How To Implement Social Learning Into Your eLearning Course

Social learning theory indicates that learning is a cognitive process taking place in a social context. We see in young kids that the social time they have with their peers plays a big part in the learning process. We know, from our own experience as trainers, that this is true for adult learners too.

Learners need to hear their peers struggle or succeed. They also need a platform to vent out frustrations and showcase achievements. When we, as instructional designers, strive to take the learning online, how can we mirror and address the need for social interaction in our courses?

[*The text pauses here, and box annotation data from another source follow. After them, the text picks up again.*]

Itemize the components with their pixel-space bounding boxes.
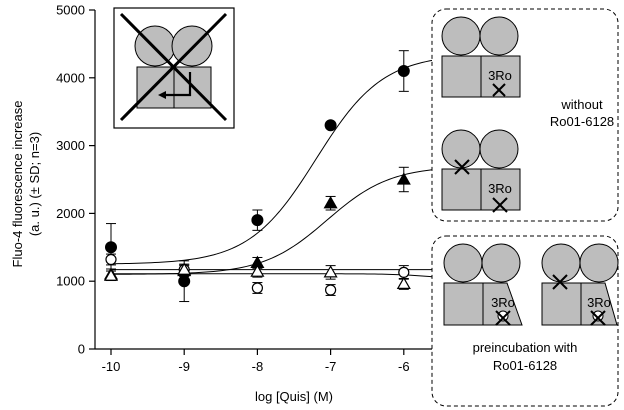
panel-label-line-1: preincubation with xyxy=(473,340,578,355)
inset-crossed-receptor xyxy=(113,7,235,129)
legend-panel-preincubation: 3Ro 3Ro preincubation with Ro01-6128 xyxy=(431,235,619,407)
fit-curves xyxy=(110,55,478,281)
legend-panel-without: 3Ro 3Ro without Ro01-6128 xyxy=(431,8,619,222)
y-axis-title-line-1: Fluo-4 fluorescence increase xyxy=(10,101,25,268)
x-tick-label: -7 xyxy=(325,359,337,374)
data-point xyxy=(103,268,119,281)
cross-mark-icon xyxy=(492,83,506,97)
data-point xyxy=(105,253,117,266)
y-tick-label: 1000 xyxy=(56,274,85,289)
x-tick-label: -8 xyxy=(252,359,264,374)
panel-label-line-1: without xyxy=(560,97,603,112)
data-point xyxy=(396,172,411,185)
y-tick-label: 0 xyxy=(78,342,85,357)
x-tick-label: -10 xyxy=(102,359,121,374)
cross-mark-icon xyxy=(495,310,511,326)
receptor-schematic: 3Ro xyxy=(541,243,619,326)
x-tick-label: -6 xyxy=(398,359,410,374)
y-tick-label: 4000 xyxy=(56,70,85,85)
x-ticks: -10-9-8-7-6-5 xyxy=(102,349,483,374)
data-point xyxy=(251,214,264,227)
y-axis-title-line-2: (a. u.) (± SD; n=3) xyxy=(27,132,42,236)
x-tick-label: -9 xyxy=(178,359,190,374)
data-point xyxy=(251,282,263,294)
y-ticks: 0 1000 2000 3000 4000 5000 xyxy=(56,3,95,357)
data-point xyxy=(323,265,338,278)
receptor-schematic: 3Ro xyxy=(441,129,521,213)
x-axis-title: log [Quis] (M) xyxy=(255,389,333,404)
data-point xyxy=(105,241,117,254)
panel-label-line-2: Ro01-6128 xyxy=(493,358,557,373)
y-tick-label: 5000 xyxy=(56,3,85,18)
fit-curve xyxy=(111,273,478,281)
receptor-label: 3Ro xyxy=(491,295,515,310)
fit-curve xyxy=(110,166,478,275)
receptor-schematic: 3Ro xyxy=(443,243,523,326)
panel-label-line-2: Ro01-6128 xyxy=(550,114,614,129)
cross-mark-icon xyxy=(590,310,606,326)
data-point xyxy=(178,275,191,288)
cross-mark-icon xyxy=(454,159,470,175)
y-tick-label: 3000 xyxy=(56,138,85,153)
data-point xyxy=(323,196,338,209)
cross-mark-icon xyxy=(492,197,508,213)
receptor-label: 3Ro xyxy=(587,295,611,310)
data-point xyxy=(324,119,337,132)
data-point xyxy=(250,264,265,277)
receptor-label: 3Ro xyxy=(488,68,512,83)
receptor-schematic: 3Ro xyxy=(441,16,521,98)
y-tick-label: 2000 xyxy=(56,206,85,221)
data-point xyxy=(398,266,410,278)
data-point xyxy=(325,284,337,296)
receptor-label: 3Ro xyxy=(488,181,512,196)
cross-mark-icon xyxy=(552,274,568,290)
fit-curve xyxy=(110,55,478,265)
data-point xyxy=(397,65,410,78)
data-point xyxy=(177,262,192,275)
data-point xyxy=(396,276,411,290)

As an instructor in the Digital Marketing field, I have often pondered on this issue. And, here are some things that come to mind:

  1. Learner to learner communication. 
    Most LMSs have inbuilt news forums to facilitate instructor to learner communication. Taking it further and enabling learner to learner communication is a great idea. The course lead may need to prod a little bit to get the conversation going, but ideally, should not play an active role once the ball gets rolling. Pro Tip: As part of your course, have the students post mini assignments or opinions on the forum. This drives the forum adoption up and breaks the ice for you.
  2. External closed social platform.
    You could even integrate an external closed social platform –say Yammer, or a closed group on a platform such as Facebook. Posts shared in the group stay within the group and allows learners to connect with each other beyond the learning environment. Pro Tip: Since this is an external network to your regular LMS, it is an additional administrative work on the instructors’ end. Consider using volunteer support from your learner community, but make sure you get access too.
  3. Twitter.
    Do you use twitter as part of your learning strategy? If you have an open, non-regulated course, and you don’t mind the world knowing about the great work your students are doing, then why not use the viral power of tweets? Encourage the learner community to use twitter, and consider asking them to follow the industry leaders on the topic at hand. Pro Tip: Twitter allows you to create your twitter lists or subscribe to lists created by others- a list is a curated group of Twitter users. Viewing a list timeline will show you a stream of Tweets only from the users on that list. How about creating a twitter list of users you think will be valuable to your students? They can subscribe to this list, and listen in.

As we strive to create more and more meaningful courses for our online learners, I think we also have a responsibility to create a learning environment that facilitates social learning. And if that means thinking social, so be it!